Emma Fletcher, Managing Director of SmithsonHill, warned that the growth of the area surrounding Cambridge is being held back by antiquated power infrastructure: “In the Cambridge area we have a World War 2 infrastructure put in for airbases that has been sweated to complete death. They (utilities) don’t have to provide electricity to anything that is speculative. Until you have a tenant, they are not legally obliged to supply electricity to that building.”
As a result, power companies are not putting in electricity infrastructure upfront, putting the onus ‘very much’ on developers or public bodies to deliver it instead, she said: “We need to get to grips with it quickly.”
Fletcher also called for the cycles of local plan preparation to become more responsive to innovative sectors like agri-tech sector, which had not even existed five years ago: “We need to be quicker about how we pick up these new things.”
She said that SmithsonHill’s Arc agri-tech scheme, which will accommodate up to 4,000 employees on about 1m sq ft-of development, would have its own new electricity sub-station.
She added that the development will accommodate natural features like existing hedgerows and create significant landscape buffers with existing communities.
Pippa Cheetham, Planning Director at Varsity Town Planning, warned delegates that planning hurdles risk the delivery of the corridor.
Master developer O&H is planning 5,000 homes in a series of interlinked villages, which are separated from each other and existing settlements by a string of parks, in Marston Valley.
The development will be built along a 6km stretch of navigable waterway, which will eventually link up the Grand Union canal and the River Ouse and create a sustainable urban drainage system to mitigate flood risks.
And she said the 120 has of tree cover, which will be either planted in the development areas or forming new woodland parks, complies with the local planning authority Central Bedfordshire’s requirement that 30% of the site should be woodland.
But despite tailoring the mix of homes to Central Bedfordshire’s assessment of local housing needs, the development still faced heavy opposition from existing residents, Cheetham said: “Even with this bespoke approach to housing delivery, we are struggling to move the rhetoric.”

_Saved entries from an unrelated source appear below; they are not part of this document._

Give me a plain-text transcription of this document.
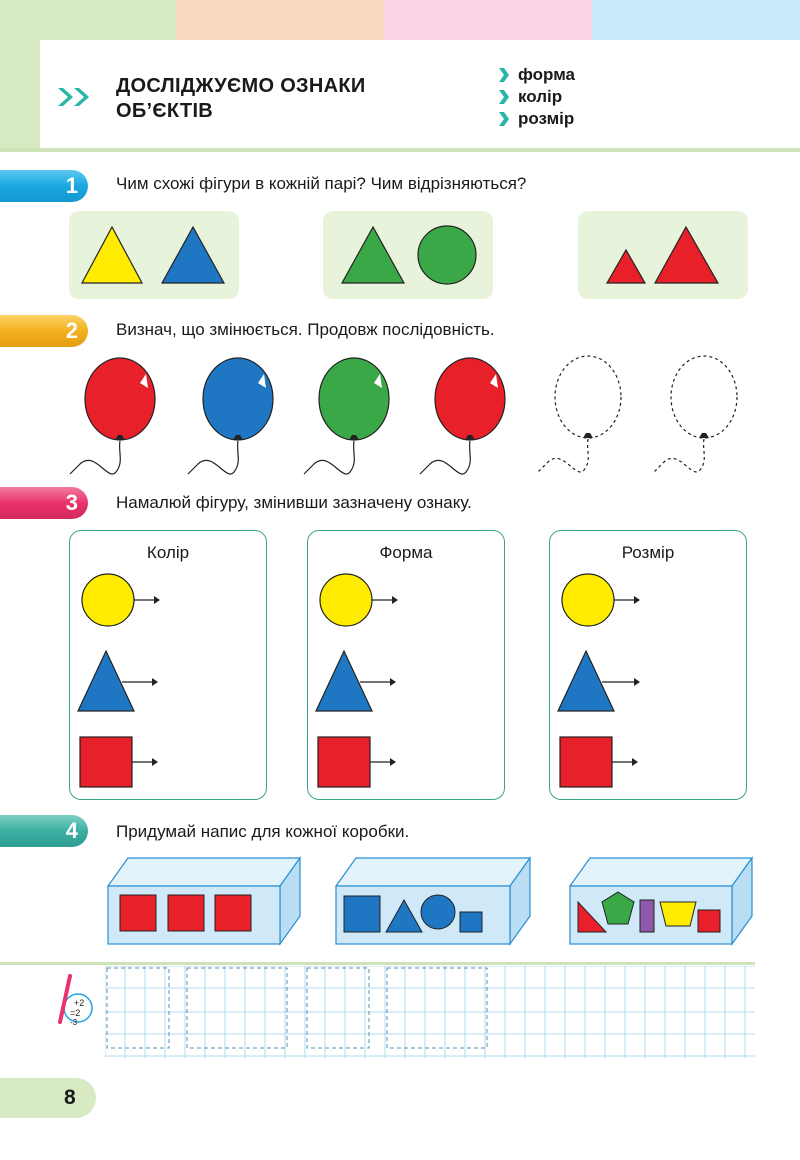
ДОСЛІДЖУЄМО ОЗНАКИ
ОБ’ЄКТІВ
форма
колір
розмір
1 Чим схожі фігури в кожній парі? Чим відрізняються?
2 Визнач, що змінюється. Продовж послідовність.
3 Намалюй фігуру, змінивши зазначену ознаку.
Колір	Форма	Розмір
4 Придумай напис для кожної коробки.
+2
=2
-3
8
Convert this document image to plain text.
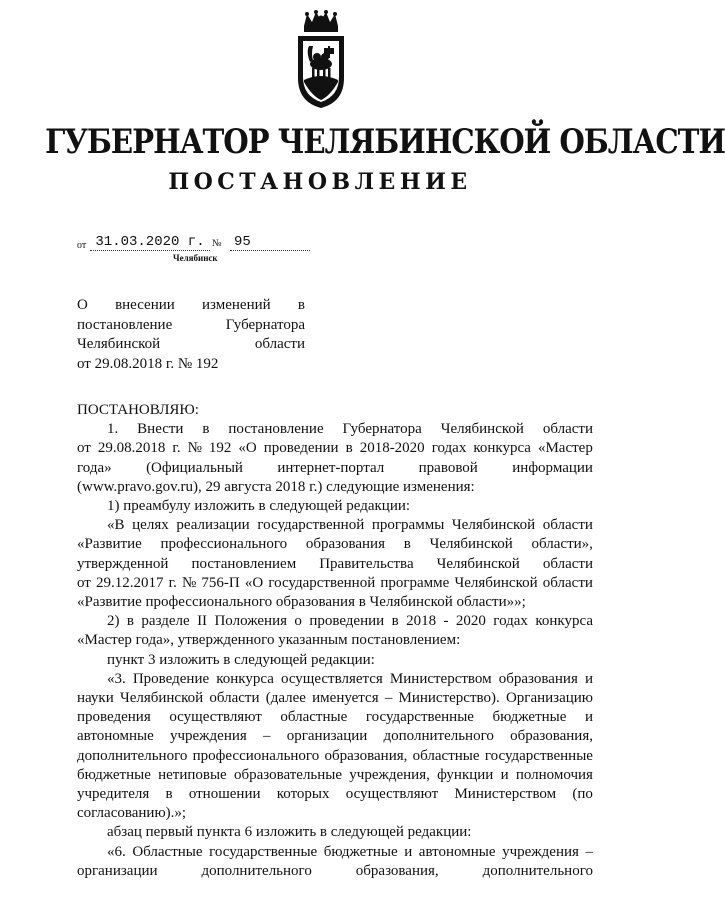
ГУБЕРНАТОР ЧЕЛЯБИНСКОЙ ОБЛАСТИ
ПОСТАНОВЛЕНИЕ
от 31.03.2020 г. № 95
Челябинск
О внесении изменений в
постановление	Губернатора
Челябинской	области
от 29.08.2018 г. № 192
ПОСТАНОВЛЯЮ:
1. Внести в постановление Губернатора Челябинской области
от 29.08.2018 г. № 192 «О проведении в 2018-2020 годах конкурса «Мастер
года» (Официальный интернет-портал правовой информации
(www.pravo.gov.ru), 29 августа 2018 г.) следующие изменения:
1) преамбулу изложить в следующей редакции:
«В целях реализации государственной программы Челябинской области
«Развитие профессионального образования в Челябинской области»,
утвержденной постановлением Правительства Челябинской области
от 29.12.2017 г. № 756-П «О государственной программе Челябинской области
«Развитие профессионального образования в Челябинской области»»;
2) в разделе II Положения о проведении в 2018 - 2020 годах конкурса
«Мастер года», утвержденного указанным постановлением:
пункт 3 изложить в следующей редакции:
«3. Проведение конкурса осуществляется Министерством образования и
науки Челябинской области (далее именуется – Министерство). Организацию
проведения осуществляют областные государственные бюджетные и
автономные учреждения – организации дополнительного образования,
дополнительного профессионального образования, областные государственные
бюджетные нетиповые образовательные учреждения, функции и полномочия
учредителя в отношении которых осуществляют Министерством (по
согласованию).»;
абзац первый пункта 6 изложить в следующей редакции:
«6. Областные государственные бюджетные и автономные учреждения –
организации	дополнительного	образования,	дополнительного
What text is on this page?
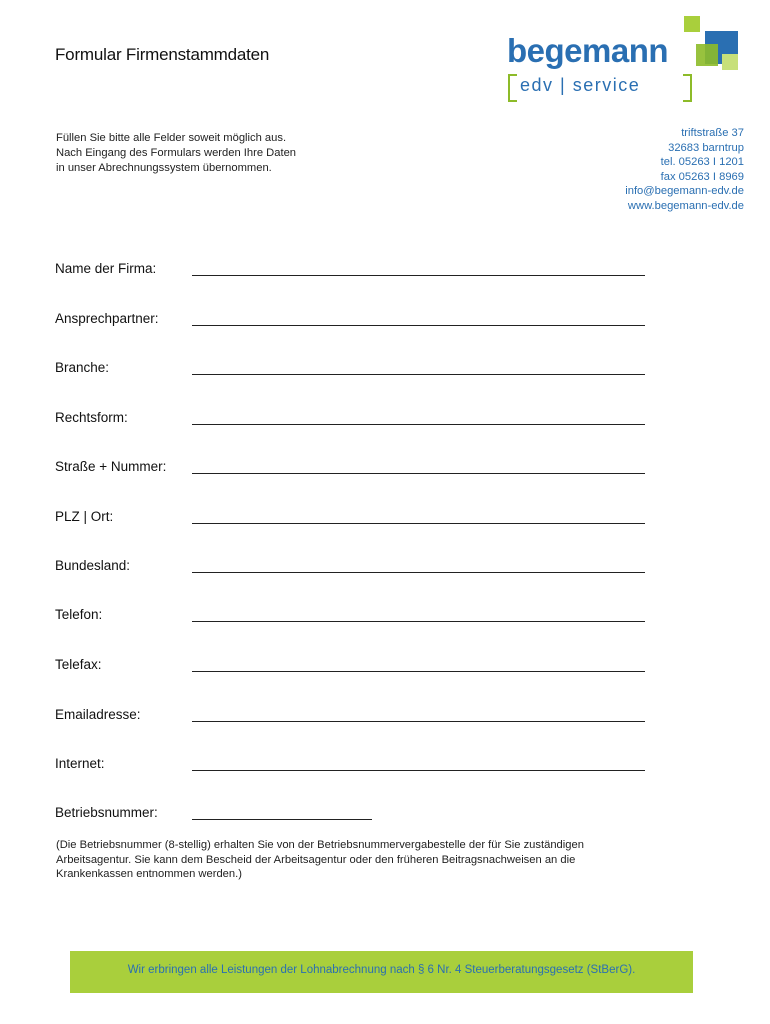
Formular Firmenstammdaten
Füllen Sie bitte alle Felder soweit möglich aus.
Nach Eingang des Formulars werden Ihre Daten
in unser Abrechnungssystem übernommen.
begemann
edv | service
triftstraße 37
32683 barntrup
tel. 05263 I 1201
fax 05263 I 8969
info@begemann-edv.de
www.begemann-edv.de
Name der Firma:
Ansprechpartner:
Branche:
Rechtsform:
Straße + Nummer:
PLZ | Ort:
Bundesland:
Telefon:
Telefax:
Emailadresse:
Internet:
Betriebsnummer:
(Die Betriebsnummer (8-stellig) erhalten Sie von der Betriebsnummervergabestelle der für Sie zuständigen
Arbeitsagentur. Sie kann dem Bescheid der Arbeitsagentur oder den früheren Beitragsnachweisen an die
Krankenkassen entnommen werden.)
Wir erbringen alle Leistungen der Lohnabrechnung nach § 6 Nr. 4 Steuerberatungsgesetz (StBerG).
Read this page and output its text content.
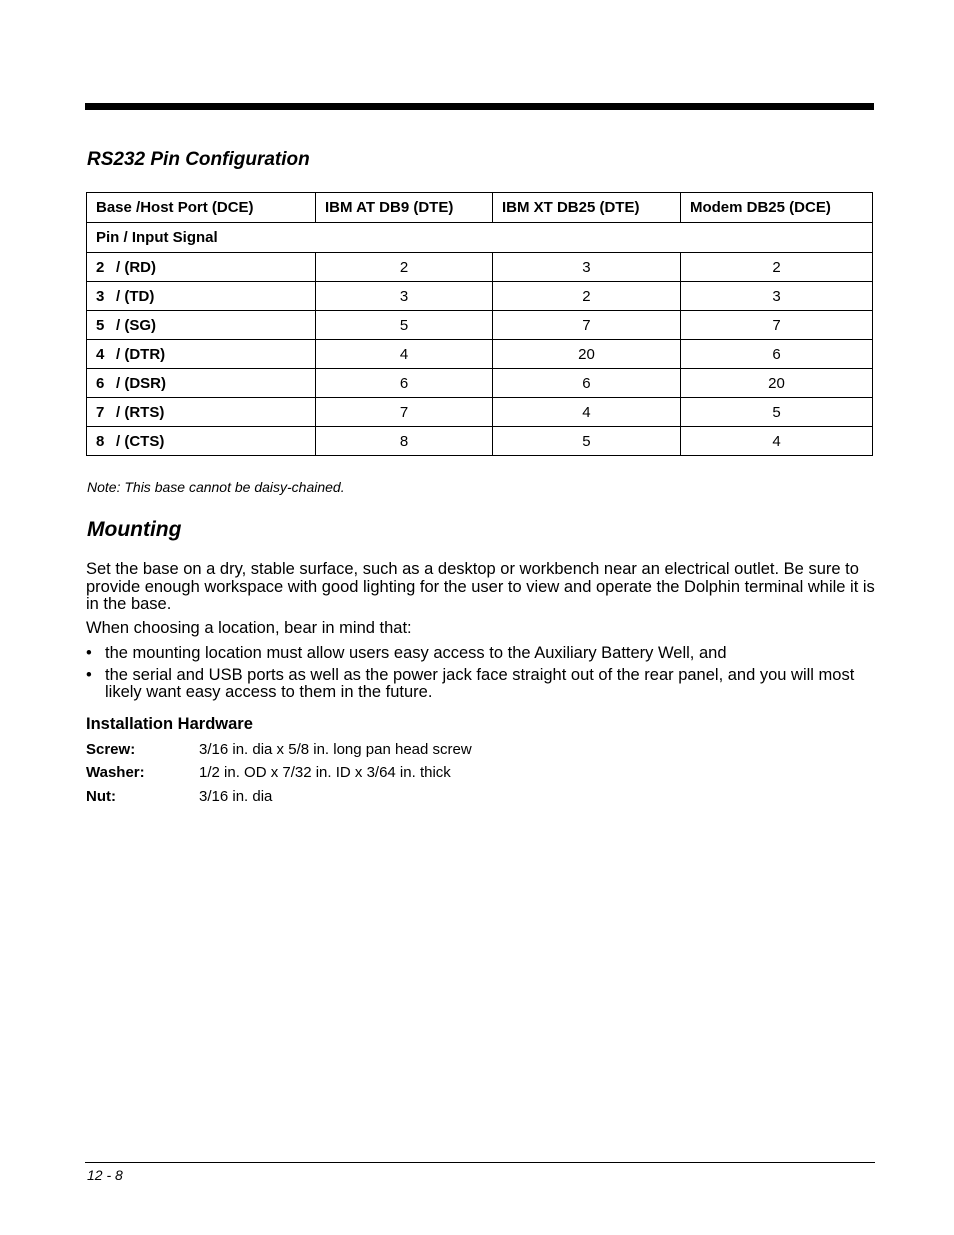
RS232 Pin Configuration
Base /Host Port (DCE)	IBM AT DB9 (DTE)	IBM XT DB25 (DTE)	Modem DB25 (DCE)
Pin / Input Signal			
2 / (RD)	2	3	2
3 / (TD)	3	2	3
5 / (SG)	5	7	7
4 / (DTR)	4	20	6
6 / (DSR)	6	6	20
7 / (RTS)	7	4	5
8 / (CTS)	8	5	4
Note: This base cannot be daisy-chained.
Mounting

Set the base on a dry, stable surface, such as a desktop or workbench near an electrical outlet. Be sure to provide enough workspace with good lighting for the user to view and operate the Dolphin terminal while it is in the base.

When choosing a location, bear in mind that:

• the mounting location must allow users easy access to the Auxiliary Battery Well, and
• the serial and USB ports as well as the power jack face straight out of the rear panel, and you will most likely want easy access to them in the future.
Installation Hardware
Screw:	3/16 in. dia x 5/8 in. long pan head screw
Washer:	1/2 in. OD x 7/32 in. ID x 3/64 in. thick
Nut:	3/16 in. dia
12 - 8
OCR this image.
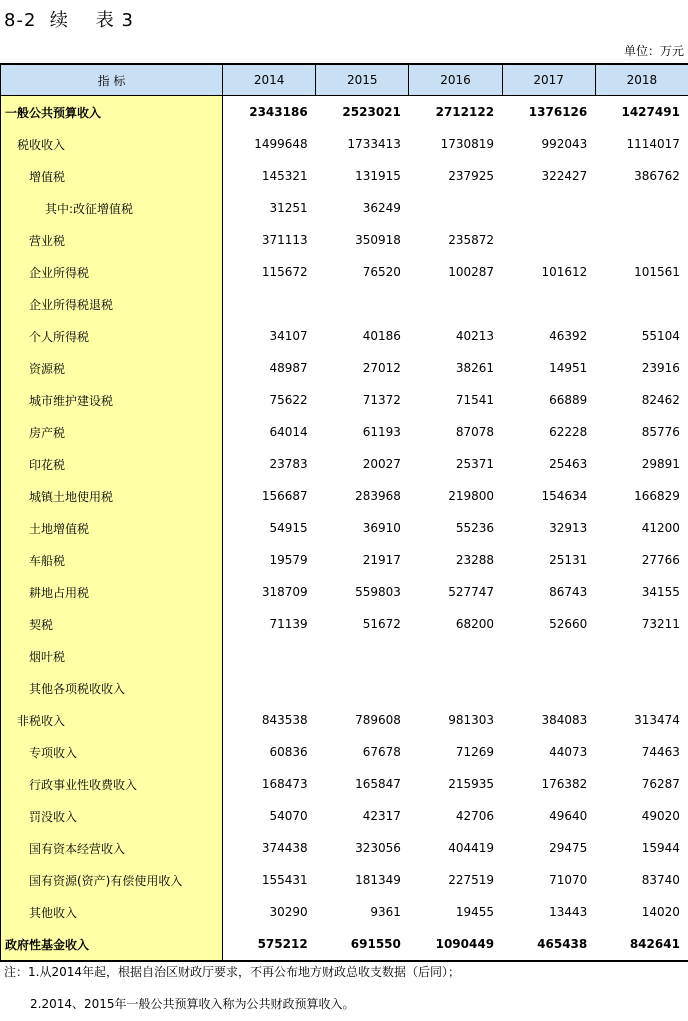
8-2  续    表 3
单位：万元
指 标	2014	2015	2016	2017	2018
一般公共预算收入	2343186	2523021	2712122	1376126	1427491
税收收入	1499648	1733413	1730819	992043	1114017
增值税	145321	131915	237925	322427	386762
其中:改征增值税	31251	36249			
营业税	371113	350918	235872		
企业所得税	115672	76520	100287	101612	101561
企业所得税退税					
个人所得税	34107	40186	40213	46392	55104
资源税	48987	27012	38261	14951	23916
城市维护建设税	75622	71372	71541	66889	82462
房产税	64014	61193	87078	62228	85776
印花税	23783	20027	25371	25463	29891
城镇土地使用税	156687	283968	219800	154634	166829
土地增值税	54915	36910	55236	32913	41200
车船税	19579	21917	23288	25131	27766
耕地占用税	318709	559803	527747	86743	34155
契税	71139	51672	68200	52660	73211
烟叶税					
其他各项税收收入					
非税收入	843538	789608	981303	384083	313474
专项收入	60836	67678	71269	44073	74463
行政事业性收费收入	168473	165847	215935	176382	76287
罚没收入	54070	42317	42706	49640	49020
国有资本经营收入	374438	323056	404419	29475	15944
国有资源(资产)有偿使用收入	155431	181349	227519	71070	83740
其他收入	30290	9361	19455	13443	14020
政府性基金收入	575212	691550	1090449	465438	842641
注：1.从2014年起，根据自治区财政厅要求，不再公布地方财政总收支数据（后同）；
2.2014、2015年一般公共预算收入称为公共财政预算收入。
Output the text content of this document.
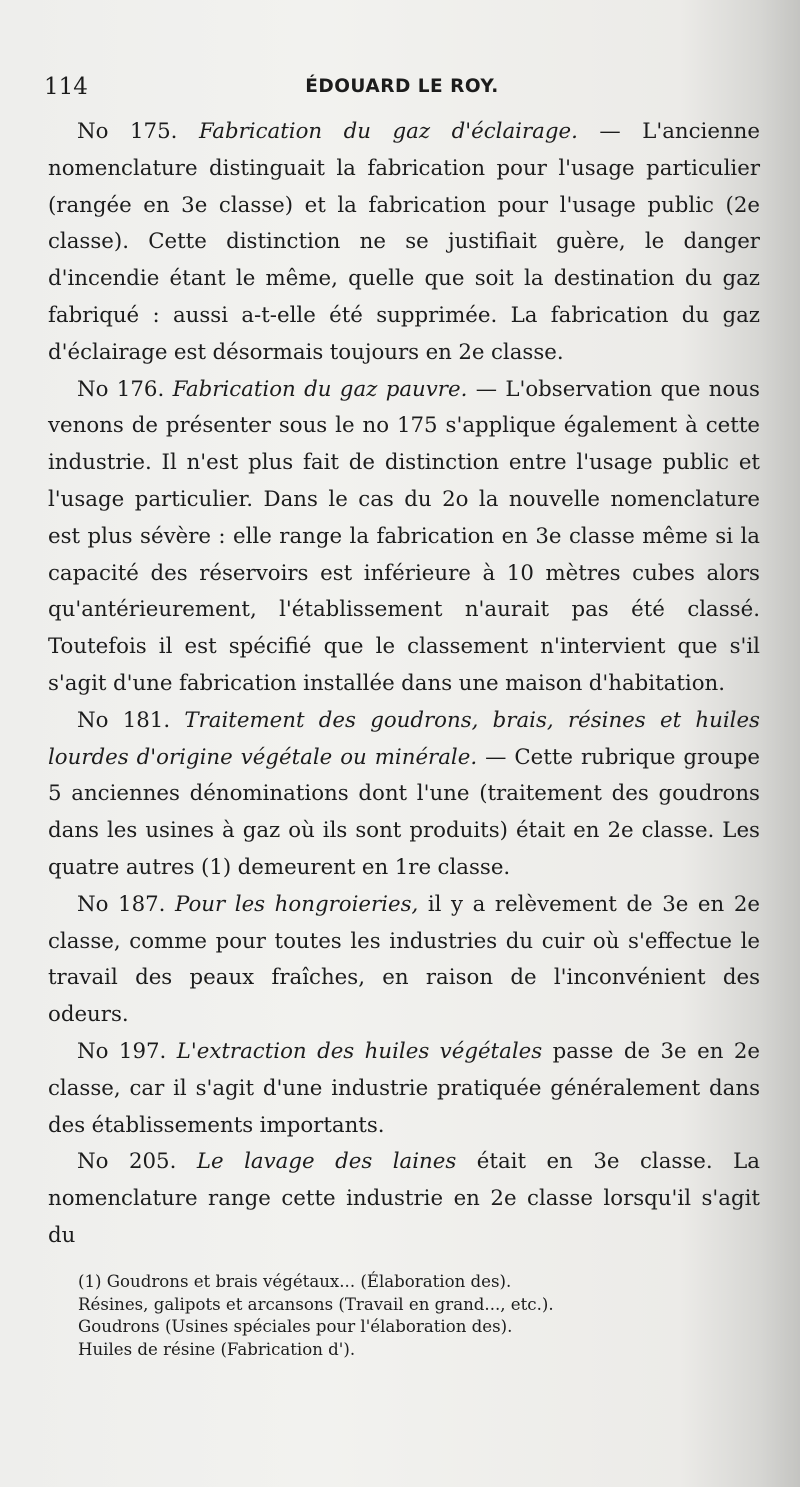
114	ÉDOUARD LE ROY.

No 175. Fabrication du gaz d'éclairage. — L'ancienne nomenclature distinguait la fabrication pour l'usage particulier (rangée en 3e classe) et la fabrication pour l'usage public (2e classe). Cette distinction ne se justifiait guère, le danger d'incendie étant le même, quelle que soit la destination du gaz fabriqué : aussi a-t-elle été supprimée. La fabrication du gaz d'éclairage est désormais toujours en 2e classe.

No 176. Fabrication du gaz pauvre. — L'observation que nous venons de présenter sous le no 175 s'applique également à cette industrie. Il n'est plus fait de distinction entre l'usage public et l'usage particulier. Dans le cas du 2o la nouvelle nomenclature est plus sévère : elle range la fabrication en 3e classe même si la capacité des réservoirs est inférieure à 10 mètres cubes alors qu'antérieurement, l'établissement n'aurait pas été classé. Toutefois il est spécifié que le classement n'intervient que s'il s'agit d'une fabrication installée dans une maison d'habitation.

No 181. Traitement des goudrons, brais, résines et huiles lourdes d'origine végétale ou minérale. — Cette rubrique groupe 5 anciennes dénominations dont l'une (traitement des goudrons dans les usines à gaz où ils sont produits) était en 2e classe. Les quatre autres (1) demeurent en 1re classe.

No 187. Pour les hongroieries, il y a relèvement de 3e en 2e classe, comme pour toutes les industries du cuir où s'effectue le travail des peaux fraîches, en raison de l'inconvénient des odeurs.

No 197. L'extraction des huiles végétales passe de 3e en 2e classe, car il s'agit d'une industrie pratiquée généralement dans des établissements importants.

No 205. Le lavage des laines était en 3e classe. La nomenclature range cette industrie en 2e classe lorsqu'il s'agit du

(1) Goudrons et brais végétaux... (Élaboration des).
Résines, galipots et arcansons (Travail en grand..., etc.).
Goudrons (Usines spéciales pour l'élaboration des).
Huiles de résine (Fabrication d').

Pointing out that the corridor needs another 195 similar scale developments to achieve the stated ambition of building 1m new homes by 2050, she said: “Navigating a planning application through the dynamic and evolving planning system is never straightforward. On paper we have a scheme that ticks so many boxes and O&H have a proven track record but we’ve not been able to convert the locals: the potential to delay delivery is great.”
Professor Sir Peter Gregson, Chief Executive and Vice-chancellor of Cranfield University, told delegates that the corridor’s tertiary education institutions had come together with their partners in business and government over the last three to four months.